I am still working on my face autoencoder in my spare time, although I have much less spare time lately. My non-variational autoencoder works great - it can very accurately reconstruct any face in my dataset of 400,000 faces, but it doesn't work at all for interpolation or anything like that. So I have also been trying to train a variational autoencoder, but it has a lot more difficulty learning.
For a face which is roughly centered and looking in the general direction of the camera it can do a somewhat decent job, but if the picture is off in any way - there is another face off to the side, there is something blocking the face, the face is at a strange angle, etc it does a pretty bad job. And since I want to try to use this for interpolation training it on these bad faces doesn't really help anything.
One of the biggest datasets I am using is this one from ETHZ. The dataset was created to train a network to predict the age of the person, and while the images are all of good quality it does include many images that have some of the issues I mentioned above, as well as pictures that are not faces at all - like drawings or cartoons. Other datasets I am using consist entirely of properly cropped faces as I described above, but this dataset is almost 200k images, so omitting it completely significantly reduces the size of my training data.
The other day I decided I needed to improve the quality of my training dataset if I ever want to get this variational autoencoder properly trained, and to do that I need to filter out the bad images from the ETHZ IMDB dataset. They had already created the dataset using face detectors, but I want to remove faces that have certain attributes:
- Multiple faces or parts of faces in the image
- Images with something blocking part of the face
- Images where the faces are not generally facing forward, such as profiles
I started trying to curate them manually, but after going through 500 images of the 200k I realized that would not be feasible. It would be easy to train a neural network to classify the faces, but that would require training data, but that still means manually classifying the faces. So, what I did is I took another dataset of faces that were all good and added about 700 bad faces from the IMDB dataset for a total size of about 7000 images and made a new dataset. Then I took a pre-trained discriminator I had previously used as part of a GAN to try to generate faces and retrained it to classify the faces as good or bad.

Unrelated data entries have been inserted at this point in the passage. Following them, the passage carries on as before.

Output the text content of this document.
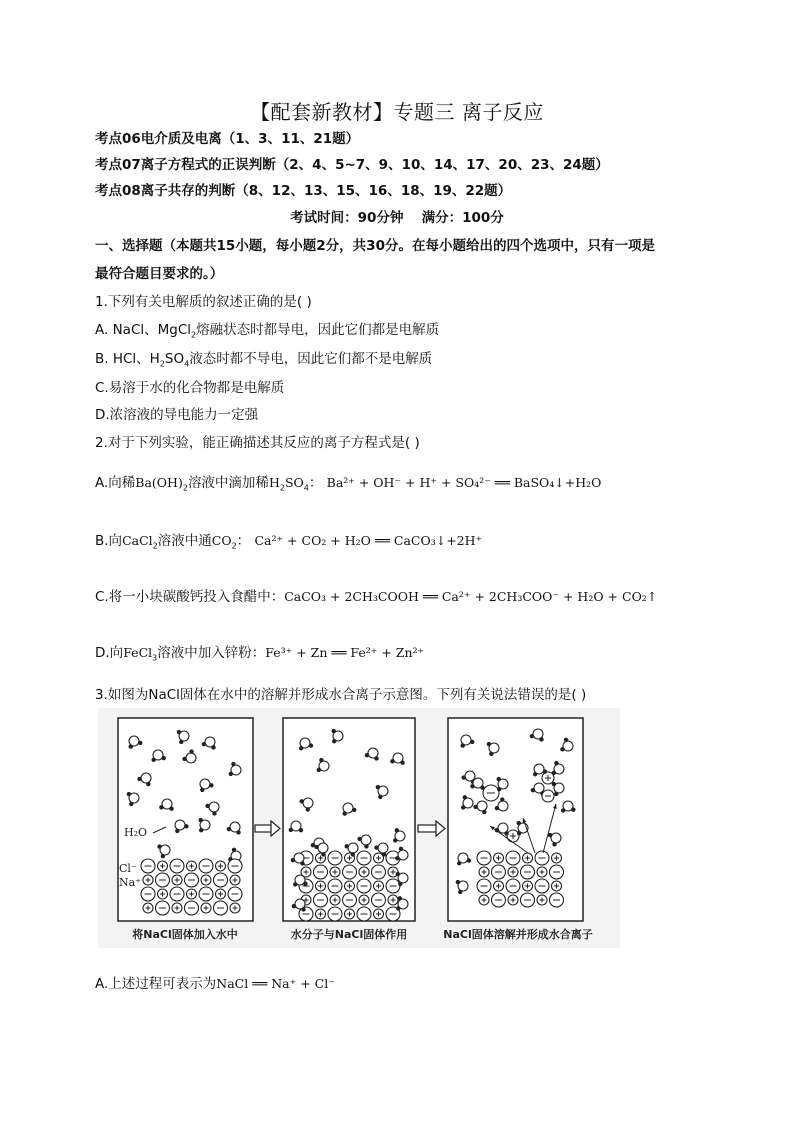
【配套新教材】专题三 离子反应
考点06电介质及电离（1、3、11、21题）
考点07离子方程式的正误判断（2、4、5~7、9、10、14、17、20、23、24题）
考点08离子共存的判断（8、12、13、15、16、18、19、22题）
考试时间：90分钟　 满分：100分
一、选择题（本题共15小题，每小题2分，共30分。在每小题给出的四个选项中，只有一项是
最符合题目要求的。）
1.下列有关电解质的叙述正确的是( )
A. NaCl、MgCl$_2$熔融状态时都导电，因此它们都是电解质
B. HCl、$H_2SO_4$液态时都不导电，因此它们都不是电解质
C.易溶于水的化合物都是电解质
D.浓溶液的导电能力一定强
2.对于下列实验，能正确描述其反应的离子方程式是( )
A.向稀$Ba(OH)_2$溶液中滴加稀$H_2SO_4$： Ba²⁺ + OH⁻ + H⁺ + SO₄²⁻ ══ BaSO₄↓+H₂O
B.向CaCl$_2$溶液中通$CO_2$： Ca²⁺ + CO₂ + H₂O ══ CaCO₃↓+2H⁺
C.将一小块碳酸钙投入食醋中：CaCO₃ + 2CH₃COOH ══ Ca²⁺ + 2CH₃COO⁻ + H₂O + CO₂↑
D.向FeCl$_3$溶液中加入锌粉：Fe³⁺ + Zn ══ Fe²⁺ + Zn²⁺
3.如图为NaCl固体在水中的溶解并形成水合离子示意图。下列有关说法错误的是( )
H₂O
Cl⁻
Na⁺
将NaCl固体加入水中	水分子与NaCl固体作用	NaCl固体溶解并形成水合离子
A.上述过程可表示为NaCl ══ Na⁺ + Cl⁻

I ran this for about 10 epochs, until it was achieving very good accuracy, and then I used it to evaluate the IMDB dataset. Any image which it gave a less than 0.03 probability of being good I moved into the bad training dataset, and any images which it gave a 0.99 probability of being good I moved to the good training dataset. Then I continued training it and so on and so on.
This is called weak supervision or semi-supervised learning, and it works a lot better than I thought it would. After training for a few hours, the images which are moved all seem to be correctly classified, and after each iteration the size of the training dataset grows to allow the network to continue learning. Since I only move images which have very high or very low probabilities, the risk of a misclassification should be relatively low, and I expect to be able to completely sort the IMDB dataset by the end of tomorrow, maybe even sooner. What would have taken weeks or longer to do manually has been reduced to days thanks to transfer learning and weak supervision!